Saturday’s match between archrival, global football brands, Real Madrid and FC Barcelona, reached a milestone from which the clubs’ futures, and thus their rivalries, will be forged for years to come. That landmark 4-0 home defeat of Real Madrid was as much a millstone for Merengue fans worldwide as it was sweet forecaster for Cules globally.
At this point in competitive play their all-time, head-to-head match-ups have resulted in 92 Real wins to 90 Barca wins, with 48 ties. During the current era, the 2004-onward Lionel Messi era, the results have been more favorable to Barcelona who has 17 wins, 11 losses and 4 wins. That trend may intensify before it levels out.
In 1953 Real Madrid “won” the Alfredo di Stefano sweepstakes which ushered in an era of unprecedented and as yet unmatched club supremacy. In a career that spanned eleven seasons, di Stefano’s club won eight La Liga titles (four times more than Real had won before he joined them), and five Champions League-equivalent trophies. The Argentine superstar was the league’s top scorer (Pichichi Trophy) five times. During that span, results of the Clasico rivalry were largely favorable to Real who had 15 wins, 6 losses and 1 draw. The upper hand that Real enjoys in the overall Clasico tally sheet can be traced directly back to winning that player sweepstakes.
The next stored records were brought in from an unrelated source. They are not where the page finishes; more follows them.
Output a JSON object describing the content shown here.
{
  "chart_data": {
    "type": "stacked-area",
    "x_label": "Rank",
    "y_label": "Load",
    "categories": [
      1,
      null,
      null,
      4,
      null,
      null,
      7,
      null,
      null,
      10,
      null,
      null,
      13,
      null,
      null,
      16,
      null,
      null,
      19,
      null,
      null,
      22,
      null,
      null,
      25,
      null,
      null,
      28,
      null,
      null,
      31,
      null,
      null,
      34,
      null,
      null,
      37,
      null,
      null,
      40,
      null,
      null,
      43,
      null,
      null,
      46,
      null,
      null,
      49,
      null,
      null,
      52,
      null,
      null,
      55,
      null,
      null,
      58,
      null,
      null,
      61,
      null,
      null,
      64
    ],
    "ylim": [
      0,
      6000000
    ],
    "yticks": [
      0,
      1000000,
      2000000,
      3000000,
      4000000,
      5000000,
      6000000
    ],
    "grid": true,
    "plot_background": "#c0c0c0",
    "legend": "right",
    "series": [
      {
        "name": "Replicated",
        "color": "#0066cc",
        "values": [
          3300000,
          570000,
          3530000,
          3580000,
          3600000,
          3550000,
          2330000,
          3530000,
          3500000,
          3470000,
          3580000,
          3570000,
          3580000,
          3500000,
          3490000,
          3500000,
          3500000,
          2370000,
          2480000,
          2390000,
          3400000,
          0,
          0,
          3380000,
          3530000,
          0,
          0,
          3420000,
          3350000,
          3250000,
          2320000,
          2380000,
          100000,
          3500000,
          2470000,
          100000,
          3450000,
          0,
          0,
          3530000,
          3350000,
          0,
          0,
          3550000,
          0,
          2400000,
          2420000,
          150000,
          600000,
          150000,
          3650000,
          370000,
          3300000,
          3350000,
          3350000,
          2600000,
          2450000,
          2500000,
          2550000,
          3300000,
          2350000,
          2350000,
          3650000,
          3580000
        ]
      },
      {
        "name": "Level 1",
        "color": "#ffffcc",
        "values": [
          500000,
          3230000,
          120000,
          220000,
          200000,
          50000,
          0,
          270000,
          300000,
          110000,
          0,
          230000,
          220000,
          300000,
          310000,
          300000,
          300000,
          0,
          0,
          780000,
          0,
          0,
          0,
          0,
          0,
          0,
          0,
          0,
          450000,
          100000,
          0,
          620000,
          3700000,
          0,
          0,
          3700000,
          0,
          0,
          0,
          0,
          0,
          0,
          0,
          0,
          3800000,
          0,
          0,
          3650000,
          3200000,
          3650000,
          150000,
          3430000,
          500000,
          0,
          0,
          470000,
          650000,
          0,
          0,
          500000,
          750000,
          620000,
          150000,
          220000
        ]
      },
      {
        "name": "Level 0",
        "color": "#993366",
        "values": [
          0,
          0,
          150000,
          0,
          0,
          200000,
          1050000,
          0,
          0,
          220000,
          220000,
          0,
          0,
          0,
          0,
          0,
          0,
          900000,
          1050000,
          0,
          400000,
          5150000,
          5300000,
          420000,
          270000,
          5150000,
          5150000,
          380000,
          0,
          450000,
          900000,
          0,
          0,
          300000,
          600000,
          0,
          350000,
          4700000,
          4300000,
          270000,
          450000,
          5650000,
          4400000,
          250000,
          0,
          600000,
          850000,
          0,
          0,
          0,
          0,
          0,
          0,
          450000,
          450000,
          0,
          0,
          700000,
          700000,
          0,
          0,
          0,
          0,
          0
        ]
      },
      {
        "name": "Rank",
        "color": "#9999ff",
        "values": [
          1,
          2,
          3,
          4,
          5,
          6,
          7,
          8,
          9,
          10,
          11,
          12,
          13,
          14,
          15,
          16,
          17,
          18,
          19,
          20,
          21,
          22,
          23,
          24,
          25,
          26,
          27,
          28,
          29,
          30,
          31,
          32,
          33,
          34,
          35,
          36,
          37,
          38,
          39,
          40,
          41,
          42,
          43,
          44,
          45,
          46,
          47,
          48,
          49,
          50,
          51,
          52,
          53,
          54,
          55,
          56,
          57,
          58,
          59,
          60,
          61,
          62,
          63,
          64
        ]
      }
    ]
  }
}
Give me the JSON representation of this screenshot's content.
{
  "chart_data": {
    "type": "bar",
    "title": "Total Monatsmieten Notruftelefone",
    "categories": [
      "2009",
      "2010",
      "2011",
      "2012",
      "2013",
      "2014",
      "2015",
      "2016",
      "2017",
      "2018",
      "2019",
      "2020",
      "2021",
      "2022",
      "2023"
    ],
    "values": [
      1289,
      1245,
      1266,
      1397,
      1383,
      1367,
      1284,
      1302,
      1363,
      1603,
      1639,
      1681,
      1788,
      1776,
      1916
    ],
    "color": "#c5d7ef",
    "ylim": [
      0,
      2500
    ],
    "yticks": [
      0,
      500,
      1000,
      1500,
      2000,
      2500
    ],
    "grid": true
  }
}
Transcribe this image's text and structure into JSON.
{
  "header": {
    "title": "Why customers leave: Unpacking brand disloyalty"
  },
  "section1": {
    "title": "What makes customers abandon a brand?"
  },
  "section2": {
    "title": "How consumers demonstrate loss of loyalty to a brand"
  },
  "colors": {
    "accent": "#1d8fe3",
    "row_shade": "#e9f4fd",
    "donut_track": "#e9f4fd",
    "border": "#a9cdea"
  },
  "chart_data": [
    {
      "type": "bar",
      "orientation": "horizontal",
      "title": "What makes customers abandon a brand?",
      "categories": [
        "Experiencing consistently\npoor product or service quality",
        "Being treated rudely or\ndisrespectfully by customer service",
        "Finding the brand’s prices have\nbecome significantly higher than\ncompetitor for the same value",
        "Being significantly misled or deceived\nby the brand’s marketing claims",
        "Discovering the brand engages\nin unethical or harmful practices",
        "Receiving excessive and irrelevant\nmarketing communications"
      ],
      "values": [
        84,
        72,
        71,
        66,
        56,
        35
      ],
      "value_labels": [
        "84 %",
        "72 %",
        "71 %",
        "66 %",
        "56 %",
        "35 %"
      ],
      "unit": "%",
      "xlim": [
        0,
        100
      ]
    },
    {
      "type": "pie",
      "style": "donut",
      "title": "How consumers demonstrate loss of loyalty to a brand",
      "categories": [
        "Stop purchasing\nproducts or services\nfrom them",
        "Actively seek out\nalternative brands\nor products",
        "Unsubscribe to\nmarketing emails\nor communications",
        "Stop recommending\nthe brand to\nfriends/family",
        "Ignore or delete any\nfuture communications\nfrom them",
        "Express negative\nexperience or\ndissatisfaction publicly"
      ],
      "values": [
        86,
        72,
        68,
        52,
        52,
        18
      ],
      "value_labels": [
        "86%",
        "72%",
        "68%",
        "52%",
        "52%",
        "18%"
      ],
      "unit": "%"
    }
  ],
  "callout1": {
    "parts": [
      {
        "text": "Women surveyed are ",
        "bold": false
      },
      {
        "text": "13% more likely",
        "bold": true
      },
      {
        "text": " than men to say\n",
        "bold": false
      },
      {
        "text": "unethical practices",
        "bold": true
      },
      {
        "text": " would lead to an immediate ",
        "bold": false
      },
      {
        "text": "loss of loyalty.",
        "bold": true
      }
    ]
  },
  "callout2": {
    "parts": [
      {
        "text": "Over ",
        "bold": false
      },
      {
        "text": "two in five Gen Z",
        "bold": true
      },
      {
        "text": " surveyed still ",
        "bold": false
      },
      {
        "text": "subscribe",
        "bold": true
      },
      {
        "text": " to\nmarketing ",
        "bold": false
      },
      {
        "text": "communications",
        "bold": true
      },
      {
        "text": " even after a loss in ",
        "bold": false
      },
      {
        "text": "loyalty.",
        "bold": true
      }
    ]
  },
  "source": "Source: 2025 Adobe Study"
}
In 2001, Lionel Messi joined Barcelona from Newell’s Old Boys, in Rosario, Argentina. But Messi is by and large a La Masia product, scouted by Barcelona in Argentina, brought to Spain at an early age, and developed at the club for years before he was deemed ripe enough to present to the world in 2004. His eleven years at the Catalan club have been magical and he is already one of the sport’s all-time greats. His purchase is perhaps the biggest find in world football history. But Barca did not rest on its laurels while Real did not learn any lessons.
The Real youth academy equivalent, La Fabrica, has produced homegrown, world-class talents such as Raul and Iker Casillas, but no Messi-equivalent. Madrid’s club leadership has not been as aggressive or successful in pursuing talent abroad as has Barcelona’s. That difference is now looming large despite the fact that both clubs recruit extensively on a global scale. The issue is that Barca learned its painful lesson sixty years ago and vowed not to let that lesson be repeated.
In 2013, FC Barcelona “won” the Neymar da Silva Santos, Jr. sweepstakes. The then 21-year-old Brazilian prodigy had already set his native country’s pitches afire, and in four years had delivered four domestic trophies and two continental ones, including one Copa Libertadores (South America’s Champions League equivalent), while scoring 54 goals in 103 total appearances. Most now tout him as the rightful Ballon d’Or heir, the third best player on the planet (behind Messi and Cristiano Ronaldo) and currently the best performing.
Saturday we witnessed a Barca demolition of Real that included the 28-year old Messi as a guest traveler. The defeat was largely delivered via the performance of 23-year-old Neymar, albeit with ample help from 28-year-old Luis Suarez, and with an outsized assist from Rafa Benitez. Yet we are at but a year or two away from a crossroads between best player in the world eras and Barca is poised to ride the next one all the way, again.
While Real’s 30-year old Ronaldo continues unable to find a complete and concurrent supporting cast—club leadership, team manager, and playmates—at Barcelona, the successful Messi era still has a few years to go before it concludes, and the Neymar era is just about to emerge. Saturday certified that Barca is primed to bask in success for years to come.
Simultaneously, Real Madrid fans witnessed a small and large change that together seemed as fraught with portent as that first cosmic dust must have seemed to some doomed dinosaur just before that meteor landed at Chicxulub. Those Bernabeu fans perhaps heard the popped balloon of Benitez’s last Clasico at the helm, but they surely witnessed the catastrophic explosion that was that post-match parade of unhappy faces that included Ronaldo’s, Gareth Bale’s, Sergio Ramos’, Isco’s, Marcelo’s, and James Rodriguez’s—to which you can add a bewildered look on Karim Benzema’s face.
The Madrid club, with plenty of key personnel sought at opponent’s camps near and far, needs to value their roster and shore up how they cater to players who might now see themselves happier elsewhere. But mostly Real Madrid needs another big-name miscalculation at manager as much as they need a near-empty La Fabrica cupboard and an extended term with Florentino Perez as president. If only a couple of those problems are tackled, Benitez’s enabling role in yesterday’s Clasico will be repeated by Real at countless levels and in countless ways for years to come.
That White debacle we saw at the Bernabeu yesterday was tailor made at Ciudad Real Madrid, but the final asphyxiating fit will have been designed by Catalans at Carrer d’Arístides Maillol, and we all glimpsed that milestone millstone fitting at yesterday’s Clasico.